The House of Representatives
Alabama redistricting: A federal court overturned Alabama’s congressional map for Voting Rights Act violations. Alabama must draw a new map that would give Democrats an extra seat.
Illinois’s 6th (Dem primary): Redistricting threw Democratic Reps. Sean Casten and Marie Newman into the same House seat. Newman’s career – and freedom – are in jeopardy after a Jan. 24 Office of Congressional Ethics report accused her of bribing a potential primary opponent with the promise of a federal job – in writing(!) – to keep him out of the race.
Nebraska’s 1st (GOP primary): Rep. Jeff Fortenberry (R) is facing a federal indictment and a primary challenge from NE Senator Mike Flood in this Lincoln-based seat. On Jan. 21, Flood was endorsed by NE Gov. Pete Ricketts and ex-NE Gov. Dave Heineman in a blow to the incumbent.

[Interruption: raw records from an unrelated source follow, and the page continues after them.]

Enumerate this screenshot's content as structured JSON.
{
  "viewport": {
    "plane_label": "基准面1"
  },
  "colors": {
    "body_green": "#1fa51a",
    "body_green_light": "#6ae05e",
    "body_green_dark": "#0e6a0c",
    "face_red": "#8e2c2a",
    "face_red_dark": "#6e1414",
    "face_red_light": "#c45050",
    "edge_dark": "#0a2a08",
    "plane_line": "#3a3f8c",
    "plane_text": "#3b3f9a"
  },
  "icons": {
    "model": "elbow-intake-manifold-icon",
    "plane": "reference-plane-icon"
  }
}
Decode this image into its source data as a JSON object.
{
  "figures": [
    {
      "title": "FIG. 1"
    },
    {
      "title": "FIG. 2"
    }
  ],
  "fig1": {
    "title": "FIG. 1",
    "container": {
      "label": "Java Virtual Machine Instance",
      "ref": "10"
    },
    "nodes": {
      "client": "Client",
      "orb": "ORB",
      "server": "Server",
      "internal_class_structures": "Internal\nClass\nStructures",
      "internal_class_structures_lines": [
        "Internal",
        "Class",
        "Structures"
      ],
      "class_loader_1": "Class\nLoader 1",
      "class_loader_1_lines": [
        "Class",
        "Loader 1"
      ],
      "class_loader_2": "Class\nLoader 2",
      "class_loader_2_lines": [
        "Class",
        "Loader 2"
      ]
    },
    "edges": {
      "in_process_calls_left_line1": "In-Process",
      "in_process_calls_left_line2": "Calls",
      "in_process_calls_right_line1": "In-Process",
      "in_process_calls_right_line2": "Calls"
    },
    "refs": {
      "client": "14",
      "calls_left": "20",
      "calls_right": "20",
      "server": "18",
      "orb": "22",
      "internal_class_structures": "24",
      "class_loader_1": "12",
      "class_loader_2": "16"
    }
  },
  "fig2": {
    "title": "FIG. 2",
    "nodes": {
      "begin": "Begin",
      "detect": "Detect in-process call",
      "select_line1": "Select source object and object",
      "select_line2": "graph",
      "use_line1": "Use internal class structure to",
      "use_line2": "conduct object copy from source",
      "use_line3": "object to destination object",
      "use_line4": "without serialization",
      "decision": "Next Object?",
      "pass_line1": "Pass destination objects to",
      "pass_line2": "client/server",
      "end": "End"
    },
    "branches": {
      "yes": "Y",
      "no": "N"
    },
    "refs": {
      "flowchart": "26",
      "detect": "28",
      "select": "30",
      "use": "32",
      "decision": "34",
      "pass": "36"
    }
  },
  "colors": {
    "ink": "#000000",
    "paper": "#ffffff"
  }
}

Rhode Island’s 2nd: 10-term Rep. Jim Langevin (D) announced his retirement on Jan. 18. The GOP could win this western RI district in a wave year. The GOP nominee for governor, Allan Fung, carried the seat in 2014 and nearly did in 2018. RI Sen. Jessica de la Cruz (R) and RI Treasurer Seth Magaziner have launched campaigns and could be joined by Fung himself.
Tennessee’s 5th: 16-term Rep. Jim Cooper (D) is retiring after Tennessee’s new map redrew his Nashville district from Biden+24 to Trump+11. Possible candidates include ex-TN House Speaker Beth Harwell and ex-Trump official Morgan Ortagus, who Trump endorsed.
Texas’s 28th (Dem primary): The FBI raided the home of Rep. Henry Cuellar (D) as part of a campaign finance investigation. Activist Jessica Cisneros (D) is challenging Cuellar again. He defeated her by 2,700 votes in the 2020 primary for this Rio Grande Valley seat. Biden only narrowly carried the Laredo-based district, and it should be competitive in the general election.
Wyoming at-large (GOP primary): Ex-president Donald Trump’s handpicked candidate Harriet Hageman dominated the WY GOP Central Committee’s straw poll. Hageman, a 2018 gubernatorial candidate, won 59 votes to incumbent Rep. Liz Cheney’s six.